Rosette, agenouillée au confessionnal,
Murmure : – Mon bon père, à vous, je m’en accuse :
J’ai trompé mon mari – Ma fille, c’est très mal,
Dit le prêtre… Et… combien de fois ? Rose, confuse,

Se trouble, balbutie, hésite… enfin répond :
Neuf fois ! – Hum! Depuis quand ? fait le prêtre. Alors Rose :
Depuis hier soir !  Et, sous le nuage blond,
De ses cheveux d’or fin, Rose devient plus rose.

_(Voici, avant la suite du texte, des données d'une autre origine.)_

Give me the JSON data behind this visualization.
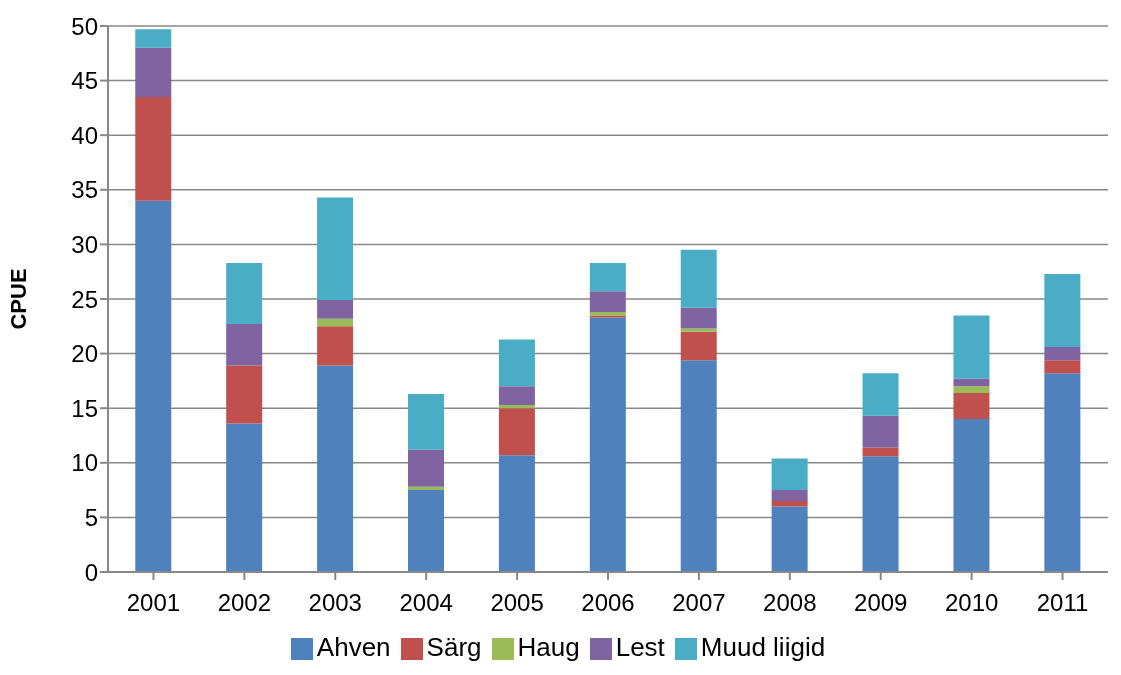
{
  "chart_data": {
    "type": "bar",
    "stacked": true,
    "ylabel": "CPUE",
    "categories": [
      "2001",
      "2002",
      "2003",
      "2004",
      "2005",
      "2006",
      "2007",
      "2008",
      "2009",
      "2010",
      "2011"
    ],
    "series": [
      {
        "name": "Ahven",
        "color": "#4f81bd",
        "values": [
          34.0,
          13.6,
          18.9,
          7.5,
          10.7,
          23.3,
          19.4,
          6.0,
          10.6,
          14.0,
          18.2
        ]
      },
      {
        "name": "Särg",
        "color": "#c0504d",
        "values": [
          9.5,
          5.3,
          3.6,
          0,
          4.3,
          0.2,
          2.6,
          0.5,
          0.8,
          2.4,
          1.2
        ]
      },
      {
        "name": "Haug",
        "color": "#9bbb59",
        "values": [
          0,
          0,
          0.7,
          0.3,
          0.3,
          0.3,
          0.3,
          0,
          0,
          0.6,
          0
        ]
      },
      {
        "name": "Lest",
        "color": "#8064a2",
        "values": [
          4.5,
          3.8,
          1.7,
          3.4,
          1.7,
          1.9,
          1.9,
          1.0,
          2.9,
          0.7,
          1.2
        ]
      },
      {
        "name": "Muud liigid",
        "color": "#4bacc6",
        "values": [
          1.7,
          5.6,
          9.4,
          5.1,
          4.3,
          2.6,
          5.3,
          2.9,
          3.9,
          5.8,
          6.7
        ]
      }
    ],
    "ylim": [
      0,
      50
    ],
    "yticks": [
      0,
      5,
      10,
      15,
      20,
      25,
      30,
      35,
      40,
      45,
      50
    ],
    "grid": "y",
    "legend": "bottom"
  }
}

Neuf fois depuis hier ! reprend le bon curé …
Je ne puis, d’un péché de pareille importance,
Vous absoudre aujourd’hui, sans avoir référé
A l’évêché qui fixera la pénitence !

Revenez dans huit jours !  L’évêché décréta
Qu’ayant fauté neuf fois, Rose aurait, pour sa peine,
A dire cinq Ave. Rose s’en acquitta
Et fut absoute… Mais au bout d’une semaine,

Au sacré tribunal, avec un air marri,
La voici qui revient s’accuser d’inconstance,
Disant : – Sept fois, encor, j’ai trompé mon mari :
Mon père, indiquez-moi quelle est ma pénitence.

Et lui, sur le tarif de l’absolution
Dernière, s’efforçant de se baser, calcule :
– Pour neuf fois, cinq Ave … D’une proportion,
Je dois donc, pour sept fois, établir la formule :

Cinq est à neuf comme X à sept… D’où je conclus
Qu’il faut… Ah ! C’est vraiment trop compliqué, ma chère …
Faites votre mari cocu deux fois de plus.
Et dites cinq Ave comme la fois dernière !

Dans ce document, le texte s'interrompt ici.